I have DNA amplicons with base mismatches which can arise during the PCR amplification process. My interest is, what is the probability that a sequence contains errors, given the error rate per base, number of mismatches and the number of bases in the amplicon.
I came across an article [Cummings, S. M. et al (2010). Solutions for PCR, cloning and sequencing errors in population genetic analysis. Conservation Genetics, 11(3), 1095–1097. doi:10.1007/s10592-009-9864-6] that proposes this formula to calculate the probability mass function in such cases.
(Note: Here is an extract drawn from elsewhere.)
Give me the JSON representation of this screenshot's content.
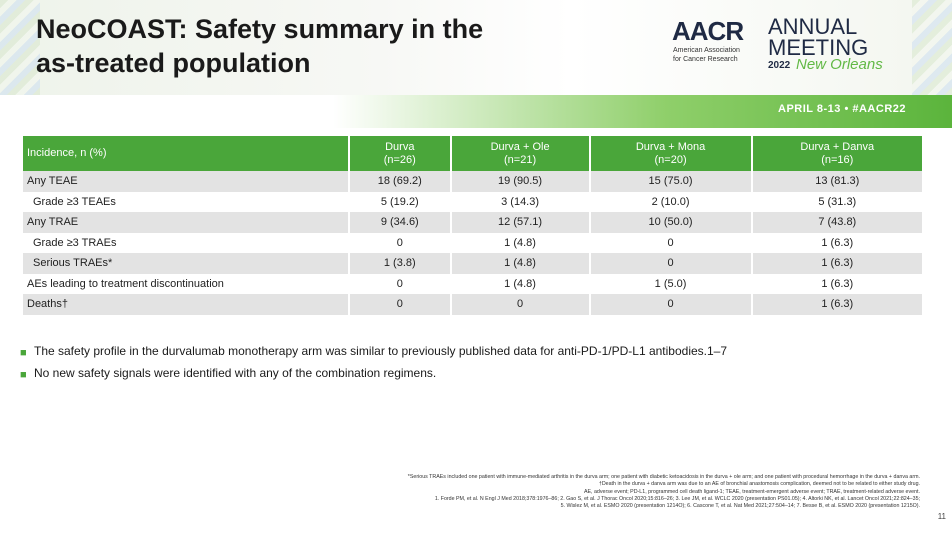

I implemented the formula with R as shown here
pcr.prob <- function(k,N,eps){
v = numeric(k)
for(i in 1:k) {
v[i] = choose(N,k-i) * (eps^(k-i)) * (1 - eps)^(N-(k-i))
}
1 - sum(v)
}
From the article, suggest we analysed an 800 bp amplicon using a PCR of 30 cycles with 1.85e10-5
misincorporations per base per cycle, and found 10
unique sequences that are each 3
bp different from their most similar sequence. The probability that a novel sequences was generated by three independent PCR errors equals P = 0.0011
.
However when I use my implementation of the formula I get a different value.
pcr.prob(3,800,0.0000185)
[1] 5.323567e-07
What could I be doing wrong in my implementation? Am I misinterpreting something?
Thanks
I think they've got the right number (0.00113), but badly explained in their paper.
The calculation you want to be doing is:
pbinom(3, 800, 1-(1-1.85e-5)^30, lower=FALSE)
I.e. what's the probability of seeing less than three modifications in 800 independent bases, given 30 amplifications that each have a 1.85e-5 chance of going wrong. I.e. you're calculating the probability it doesn't stay correct 30 times.
Somewhat statsy, may be worth a move…
Thinking about this more, you will start to see floating-point inaccuracies when working with very small probabilities here. I.e. a 1-x
where x
is a small number will start to go wrong when the absolute value of x
is less than about 1e-10. Working with log-probabilities is a good idea at this point, specifically the log1p
function is a great help. Using:
pbinom(3, 800, 1-exp(log1p(-1.85e-5)*30), lower=FALSE)
will continue to work even when the error incorporation rate is very low.